Opinion: What petrifies me about sending my kids to school this year


This new approach, aimed at those who are anti-science and anti-public health, leaves all of our children less safe. And it forces parents like me to make impossible decisions about whether to take risks with our children’s health in order to educate them and get us the child care we need to work.

While my husband and I raced to get our 1 and 3 year old daughters vaccinated against Covid-19 as soon as they were eligible, I’m appalled that most other parents didn’t follow suit. As of July 27, only 4.7% of children aged 6 months to 4 years had received their first Covid vaccine, according to the American Academy of Pediatrics (AAP), and only 30% of children aged 5 to 11 had received their two recommended doses. . The AAP, of course, recommends that children get vaccinated to protect them against serious illnesses.

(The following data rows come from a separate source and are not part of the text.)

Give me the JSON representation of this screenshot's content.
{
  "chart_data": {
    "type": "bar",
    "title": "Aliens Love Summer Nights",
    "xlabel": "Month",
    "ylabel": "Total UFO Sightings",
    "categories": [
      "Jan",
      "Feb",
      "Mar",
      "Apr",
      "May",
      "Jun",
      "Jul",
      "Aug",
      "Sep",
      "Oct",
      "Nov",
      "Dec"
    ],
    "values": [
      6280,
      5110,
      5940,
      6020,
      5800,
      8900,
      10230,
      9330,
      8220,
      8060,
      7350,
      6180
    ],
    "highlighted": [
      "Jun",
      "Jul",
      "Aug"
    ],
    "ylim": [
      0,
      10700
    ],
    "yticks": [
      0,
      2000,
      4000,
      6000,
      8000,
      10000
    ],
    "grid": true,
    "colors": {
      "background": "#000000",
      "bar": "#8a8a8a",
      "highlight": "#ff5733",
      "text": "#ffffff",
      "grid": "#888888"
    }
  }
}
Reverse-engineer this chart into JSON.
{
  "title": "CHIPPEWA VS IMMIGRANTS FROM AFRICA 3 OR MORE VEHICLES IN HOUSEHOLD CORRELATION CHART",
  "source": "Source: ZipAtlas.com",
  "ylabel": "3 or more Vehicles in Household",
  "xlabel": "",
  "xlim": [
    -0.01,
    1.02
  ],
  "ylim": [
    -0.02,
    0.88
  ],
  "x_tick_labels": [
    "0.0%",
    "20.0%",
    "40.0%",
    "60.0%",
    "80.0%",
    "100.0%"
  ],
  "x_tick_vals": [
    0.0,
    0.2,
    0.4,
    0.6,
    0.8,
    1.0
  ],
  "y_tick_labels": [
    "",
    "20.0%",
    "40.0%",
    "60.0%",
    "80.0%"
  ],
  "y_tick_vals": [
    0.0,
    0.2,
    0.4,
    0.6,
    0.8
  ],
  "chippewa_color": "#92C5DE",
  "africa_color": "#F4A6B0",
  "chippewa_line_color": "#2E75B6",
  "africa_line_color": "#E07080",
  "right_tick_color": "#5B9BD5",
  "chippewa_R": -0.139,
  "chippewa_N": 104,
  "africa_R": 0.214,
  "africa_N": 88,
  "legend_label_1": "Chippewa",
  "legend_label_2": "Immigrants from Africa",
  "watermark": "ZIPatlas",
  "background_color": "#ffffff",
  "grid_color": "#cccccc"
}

But the decision of some parents not to vaccinate their children does not only put the health of their own family at risk. They also endanger everyone around them, including my own vaccinated daughters, who can still get breakthrough cases from their classmates.

Children under 5 are particularly vulnerable in these situations. Masks are not recommended for children under 2 (they could suffocate) and all of my daughter’s kindergarten kids take their masks off when eating and napping. So the best way to protect these children is for them all to be vaccinated, which reduces their risk of contracting Covid-19 and passing it on to others.

When a child brings Covid-19 to school, they can quickly infect many classmates who could then bring the infection home to their families. After my husband and I were informed that a classmate of my 3 year old had tested positive for Covid-19 earlier this year (before children under 5 were eligible for vaccines), my daughter and at least three other students in her class also tested positive within 24 hours. My daughter, of course, then infected her younger sister, my husband and me. I’m still traumatized by the memory of holding my 1 year old daughter whose fever was so high she felt like she was coming out of a furnace, even though we gave her Tylenol and Motrin 24 hours a day. 24. As a teacher, I was able to teach my classes online, but my husband, an emergency doctor, had to call in from work, leaving him unable to care for other Covid-19 patients.

I am outraged that I have to continue to experience episodes like this, all because of the antisocial decisions of other parents. And I worry about the possibility of more serious outcomes if we continue to contract the virus. But the alternative – keeping my children out of school, depriving them of an education, and depriving me of the childcare I need to work – is equally unacceptable.

Our country should be smarter and more responsible than that. States should require students to be vaccinated against Covid-19 before going to school, just as children should be vaccinated against diseases like chicken pox and polio. Parents who refuse to accept the advice of the medical community should not have the right to make all of our children less safe.